To understand what to expect next, one should look at the daily timeframe. There, we can see that the price reacted with perfect accuracy to the 38.2% Fibonacci retracement level of the entire upward move since the beginning of this year. In the same area was the Senkou Span B line. In other words, the price bounced from two significant support levels. At the moment, the pound sterling has consolidated above the Kijun-sen (critical line) and the current Senkou Span B value. Thus, the upward trend remains intact. Of course, the correction could push the price down by 100 or even 200 pips, but that would not change the overall picture.
The dollar has no trump cards—not in hand, not up its sleeve, not under the table. The U.S. currency was depreciating even when the Fed kept the rate at 4.5% and the Bank of England and the European Central Bank were cutting theirs. Now, starting in September, the Fed will resume monetary easing. Donald Trump has no intention of stopping and continues to impose tariffs, raise existing tariffs, and go through a second and third "tariff round." Even several signed trade deals still include the same tariffs. So what kind of de-escalation of the trade war can we talk about?
In addition, the U.S. president interferes in many processes outside his competence. We, of course, support his desire to achieve world peace, and it does not even matter to us that Trump may be doing it for the Nobel Prize. But at the same time, how can one explain his desire to establish control over the Fed or the Bureau of Statistics? And most importantly, why? Foreign investors see this and lose interest in the American economy.
It should also be noted that America is becoming a country only for the wealthy. The poor will have to work 20 hours a day just to make ends meet. The America built by immigrants is essentially rejecting immigrants. It is unlikely anyone will want to move to the U.S. in the near future. Macroeconomic data are not shining with positivity either. GDP is growing, but the labor market is declining, inflation is rising, and business activity is falling. And most importantly, the current White House administration does not need a "strong" dollar.
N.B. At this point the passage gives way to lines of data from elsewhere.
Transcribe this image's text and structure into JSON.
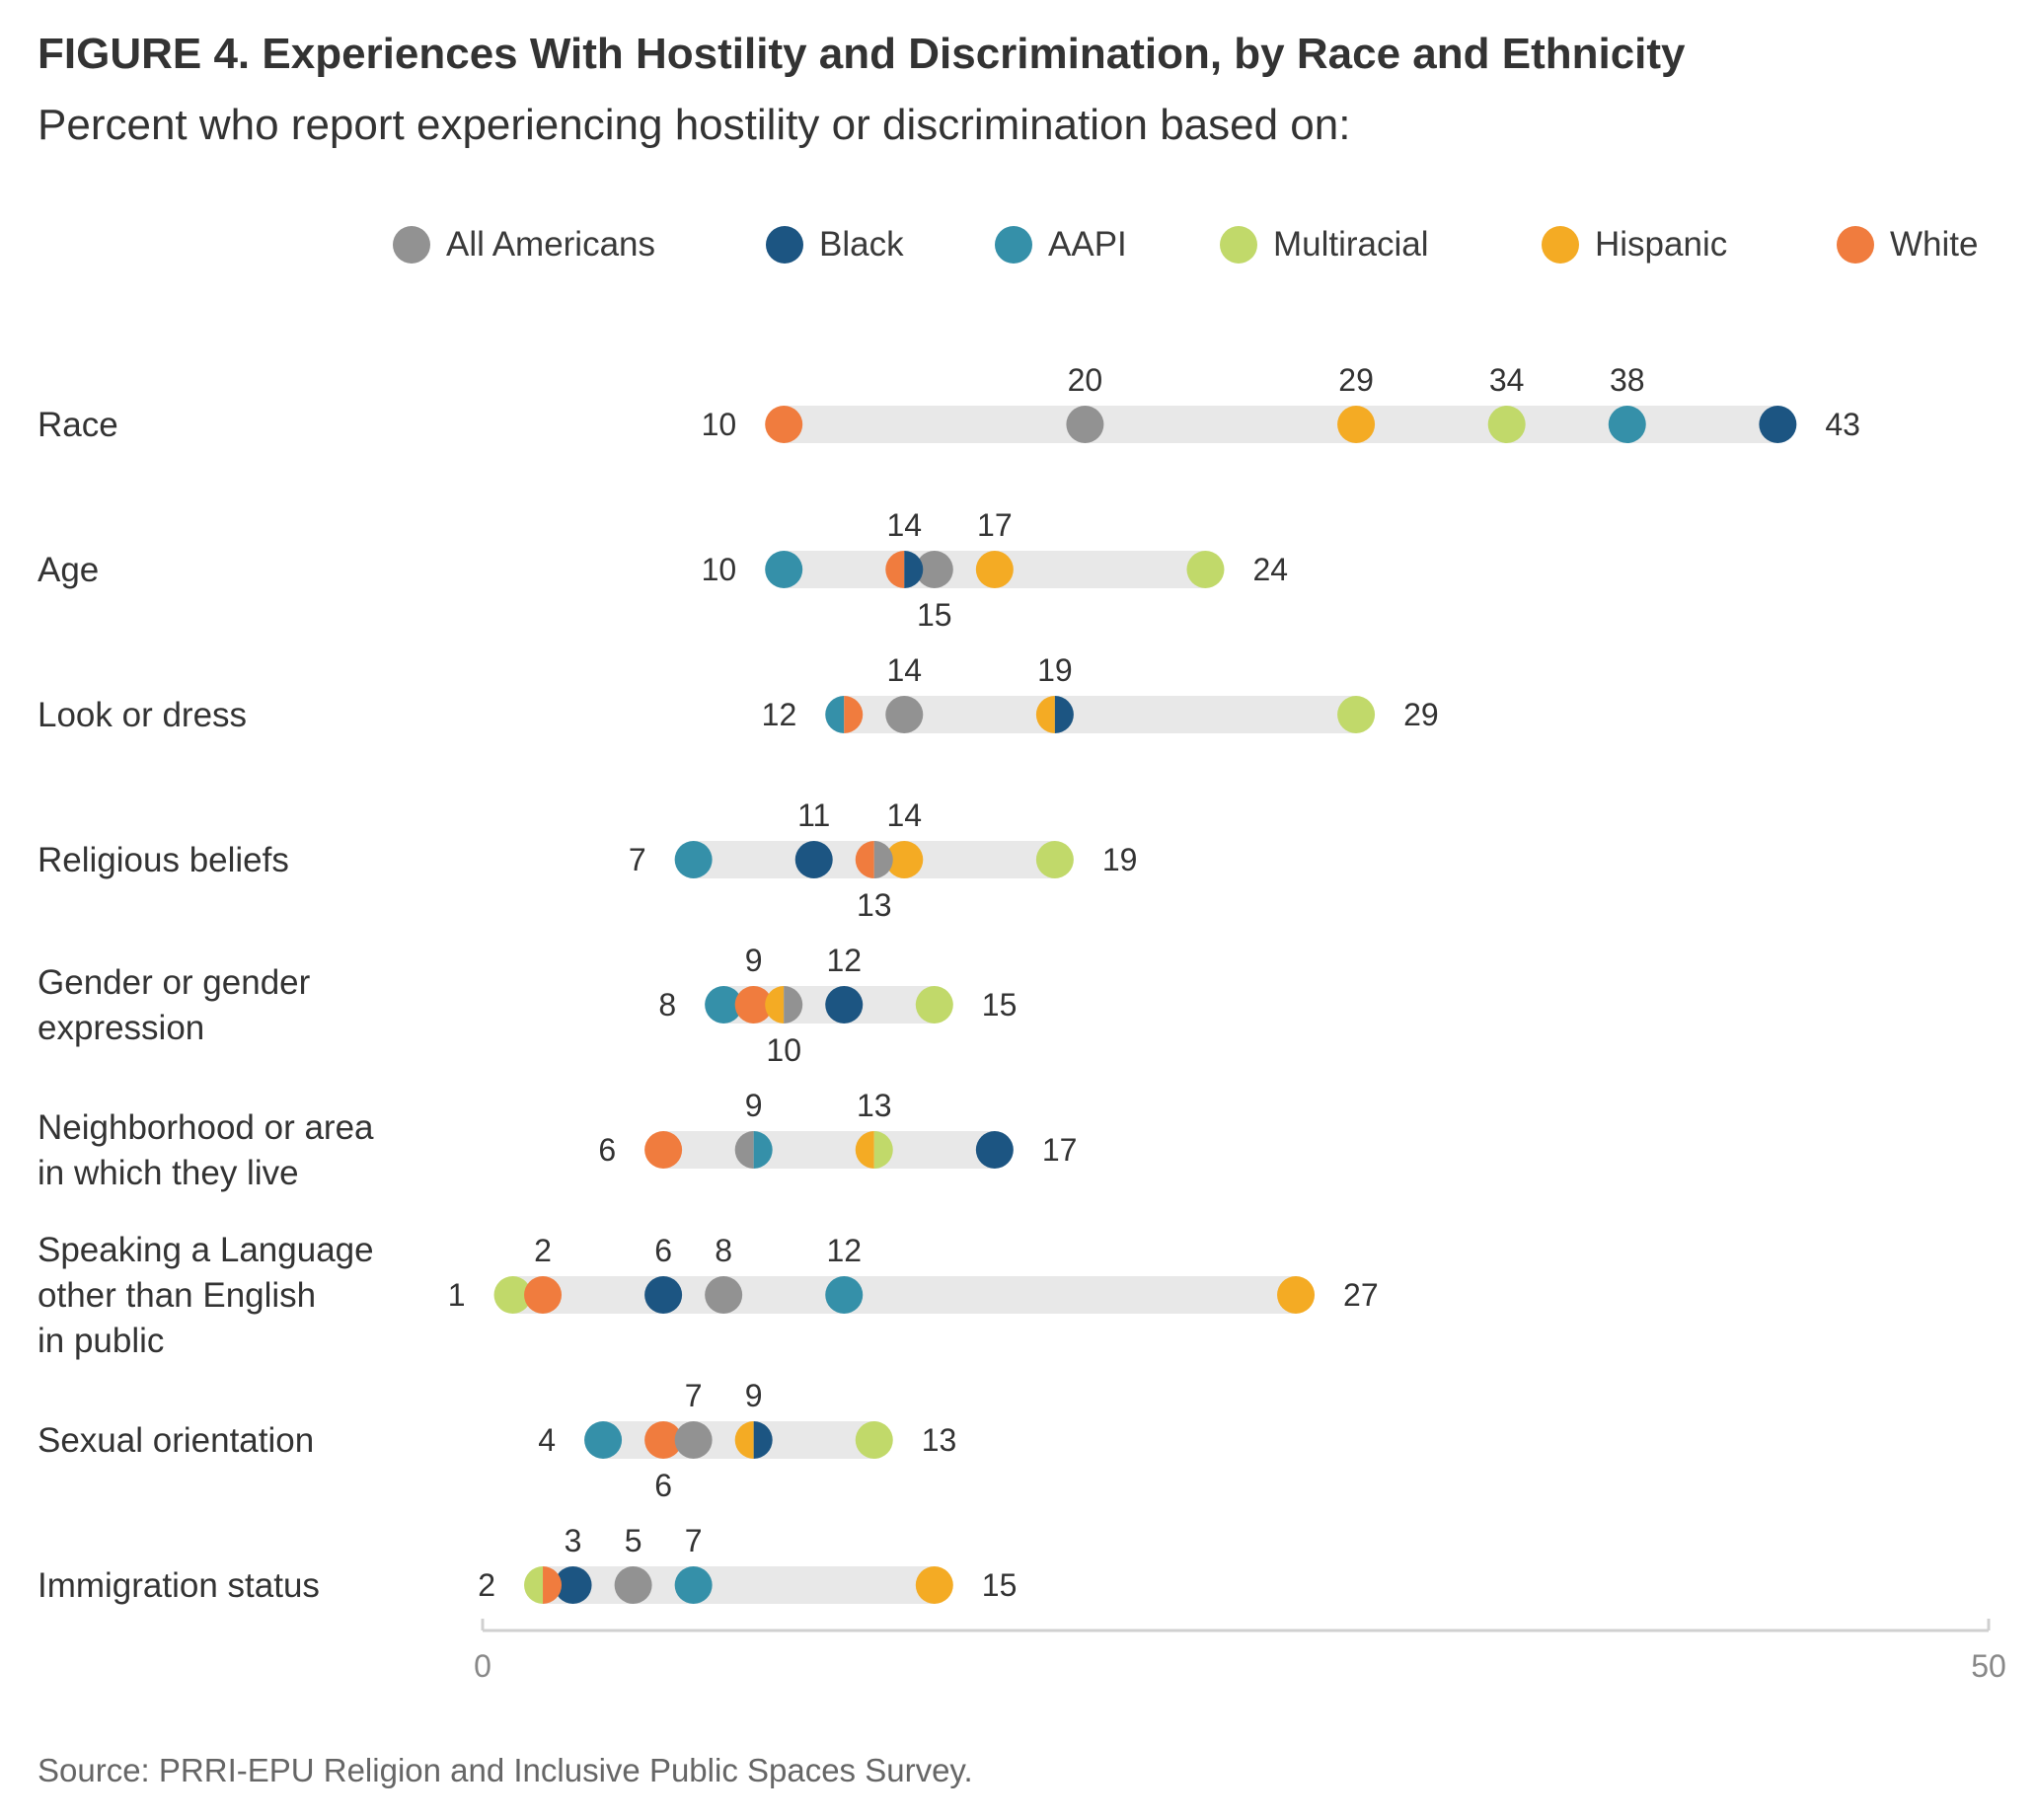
{
  "header": {
    "title": "FIGURE 4. Experiences With Hostility and Discrimination, by Race and Ethnicity",
    "subtitle": "Percent who report experiencing hostility or discrimination based on:"
  },
  "footer": {
    "source": "Source: PRRI-EPU Religion and Inclusive Public Spaces Survey."
  },
  "colors": {
    "All Americans": "#929292",
    "Black": "#1c5582",
    "AAPI": "#3590a9",
    "Multiracial": "#c1d96a",
    "Hispanic": "#f4ab24",
    "White": "#f07c3e",
    "track": "#e8e8e8",
    "axis": "#d0d0d0"
  },
  "chart_data": {
    "type": "dot",
    "title": "FIGURE 4. Experiences With Hostility and Discrimination, by Race and Ethnicity",
    "subtitle": "Percent who report experiencing hostility or discrimination based on:",
    "xlim": [
      0,
      50
    ],
    "x_ticks": [
      "0",
      "50"
    ],
    "legend": [
      "All Americans",
      "Black",
      "AAPI",
      "Multiracial",
      "Hispanic",
      "White"
    ],
    "legend_position": "top",
    "grid": false,
    "rows": [
      {
        "label_lines": [
          "Race"
        ],
        "values": {
          "White": 10,
          "All Americans": 20,
          "Hispanic": 29,
          "Multiracial": 34,
          "AAPI": 38,
          "Black": 43
        },
        "labels": [
          {
            "text": "10",
            "pos": "left"
          },
          {
            "text": "20",
            "pos": "above",
            "x": 20
          },
          {
            "text": "29",
            "pos": "above",
            "x": 29
          },
          {
            "text": "34",
            "pos": "above",
            "x": 34
          },
          {
            "text": "38",
            "pos": "above",
            "x": 38
          },
          {
            "text": "43",
            "pos": "right"
          }
        ]
      },
      {
        "label_lines": [
          "Age"
        ],
        "values": {
          "AAPI": 10,
          "White": 14,
          "Black": 14,
          "All Americans": 15,
          "Hispanic": 17,
          "Multiracial": 24
        },
        "split": [
          [
            "White",
            "Black"
          ]
        ],
        "labels": [
          {
            "text": "10",
            "pos": "left"
          },
          {
            "text": "14",
            "pos": "above",
            "x": 14
          },
          {
            "text": "17",
            "pos": "above",
            "x": 17
          },
          {
            "text": "15",
            "pos": "below",
            "x": 15
          },
          {
            "text": "24",
            "pos": "right"
          }
        ]
      },
      {
        "label_lines": [
          "Look or dress"
        ],
        "values": {
          "AAPI": 12,
          "White": 12,
          "All Americans": 14,
          "Hispanic": 19,
          "Black": 19,
          "Multiracial": 29
        },
        "split": [
          [
            "AAPI",
            "White"
          ],
          [
            "Hispanic",
            "Black"
          ]
        ],
        "labels": [
          {
            "text": "12",
            "pos": "left"
          },
          {
            "text": "14",
            "pos": "above",
            "x": 14
          },
          {
            "text": "19",
            "pos": "above",
            "x": 19
          },
          {
            "text": "29",
            "pos": "right"
          }
        ]
      },
      {
        "label_lines": [
          "Religious beliefs"
        ],
        "values": {
          "AAPI": 7,
          "Black": 11,
          "White": 13,
          "All Americans": 13,
          "Hispanic": 14,
          "Multiracial": 19
        },
        "split": [
          [
            "White",
            "All Americans"
          ]
        ],
        "labels": [
          {
            "text": "7",
            "pos": "left"
          },
          {
            "text": "11",
            "pos": "above",
            "x": 11
          },
          {
            "text": "14",
            "pos": "above",
            "x": 14
          },
          {
            "text": "13",
            "pos": "below",
            "x": 13
          },
          {
            "text": "19",
            "pos": "right"
          }
        ]
      },
      {
        "label_lines": [
          "Gender or gender",
          "expression"
        ],
        "values": {
          "AAPI": 8,
          "White": 9,
          "Hispanic": 10,
          "All Americans": 10,
          "Black": 12,
          "Multiracial": 15
        },
        "split": [
          [
            "Hispanic",
            "All Americans"
          ]
        ],
        "labels": [
          {
            "text": "8",
            "pos": "left"
          },
          {
            "text": "9",
            "pos": "above",
            "x": 9
          },
          {
            "text": "12",
            "pos": "above",
            "x": 12
          },
          {
            "text": "10",
            "pos": "below",
            "x": 10
          },
          {
            "text": "15",
            "pos": "right"
          }
        ]
      },
      {
        "label_lines": [
          "Neighborhood or area",
          "in which they live"
        ],
        "values": {
          "White": 6,
          "All Americans": 9,
          "AAPI": 9,
          "Hispanic": 13,
          "Multiracial": 13,
          "Black": 17
        },
        "split": [
          [
            "All Americans",
            "AAPI"
          ],
          [
            "Hispanic",
            "Multiracial"
          ]
        ],
        "labels": [
          {
            "text": "6",
            "pos": "left"
          },
          {
            "text": "9",
            "pos": "above",
            "x": 9
          },
          {
            "text": "13",
            "pos": "above",
            "x": 13
          },
          {
            "text": "17",
            "pos": "right"
          }
        ]
      },
      {
        "label_lines": [
          "Speaking a Language",
          "other than English",
          "in public"
        ],
        "values": {
          "Multiracial": 1,
          "White": 2,
          "Black": 6,
          "All Americans": 8,
          "AAPI": 12,
          "Hispanic": 27
        },
        "labels": [
          {
            "text": "1",
            "pos": "left"
          },
          {
            "text": "2",
            "pos": "above",
            "x": 2
          },
          {
            "text": "6",
            "pos": "above",
            "x": 6
          },
          {
            "text": "8",
            "pos": "above",
            "x": 8
          },
          {
            "text": "12",
            "pos": "above",
            "x": 12
          },
          {
            "text": "27",
            "pos": "right"
          }
        ]
      },
      {
        "label_lines": [
          "Sexual orientation"
        ],
        "values": {
          "AAPI": 4,
          "White": 6,
          "All Americans": 7,
          "Hispanic": 9,
          "Black": 9,
          "Multiracial": 13
        },
        "split": [
          [
            "Hispanic",
            "Black"
          ]
        ],
        "labels": [
          {
            "text": "4",
            "pos": "left"
          },
          {
            "text": "7",
            "pos": "above",
            "x": 7
          },
          {
            "text": "9",
            "pos": "above",
            "x": 9
          },
          {
            "text": "6",
            "pos": "below",
            "x": 6
          },
          {
            "text": "13",
            "pos": "right"
          }
        ]
      },
      {
        "label_lines": [
          "Immigration status"
        ],
        "values": {
          "Multiracial": 2,
          "White": 2,
          "Black": 3,
          "All Americans": 5,
          "AAPI": 7,
          "Hispanic": 15
        },
        "split": [
          [
            "Multiracial",
            "White"
          ]
        ],
        "labels": [
          {
            "text": "2",
            "pos": "left"
          },
          {
            "text": "3",
            "pos": "above",
            "x": 3
          },
          {
            "text": "5",
            "pos": "above",
            "x": 5
          },
          {
            "text": "7",
            "pos": "above",
            "x": 7
          },
          {
            "text": "15",
            "pos": "right"
          }
        ]
      }
    ]
  }
}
That is, if Trump has the chance to extend a hand to the drowning dollar, he is more likely to throw it a hundred-pound weight instead of a lifeline.
The average volatility of the GBP/USD pair over the past five trading days is 64 pips. For the pound/dollar pair, this is "medium-low." Therefore, on Wednesday, August 20, we expect movement within a range limited by the levels of 1.3425 and 1.3553. The long-term linear regression channel is directed upward, indicating a clear upward trend. The CCI indicator has entered the oversold area twice, warning of a resumption of the upward trend. Also, before the start of the new upward leg, several "bullish" divergences were formed.
S1 – 1.3489
S2 – 1.3428
S3 – 1.3367
R1 – 1.3550
R2 – 1.3611
R3 – 1.3672
The GBP/USD currency pair has completed another round of downward correction. In the medium term, Trump's policies are likely to continue putting pressure on the dollar. Thus, long positions with targets at 1.3611 and 1.3672 remain much more relevant if the price is above the moving average. If the price is below the moving average line, small shorts may be considered with a target of 1.3428, based purely on technical grounds. From time to time, the U.S. currency shows corrections, but for a trend-based strengthening, it needs real signs of the end of the global trade war.
Linear Regression Channels help determine the current trend. If both channels are aligned, it indicates a strong trend.
Moving Average Line (settings: 20,0, smoothed) defines the short-term trend and guides the trading direction.
Murray Levels act as target levels for movements and corrections.
Volatility Levels (red lines) represent the likely price range for the pair over the next 24 hours based on current volatility readings.
CCI Indicator: If it enters the oversold region (below -250) or overbought region (above +250), it signals an impending trend reversal in the opposite direction.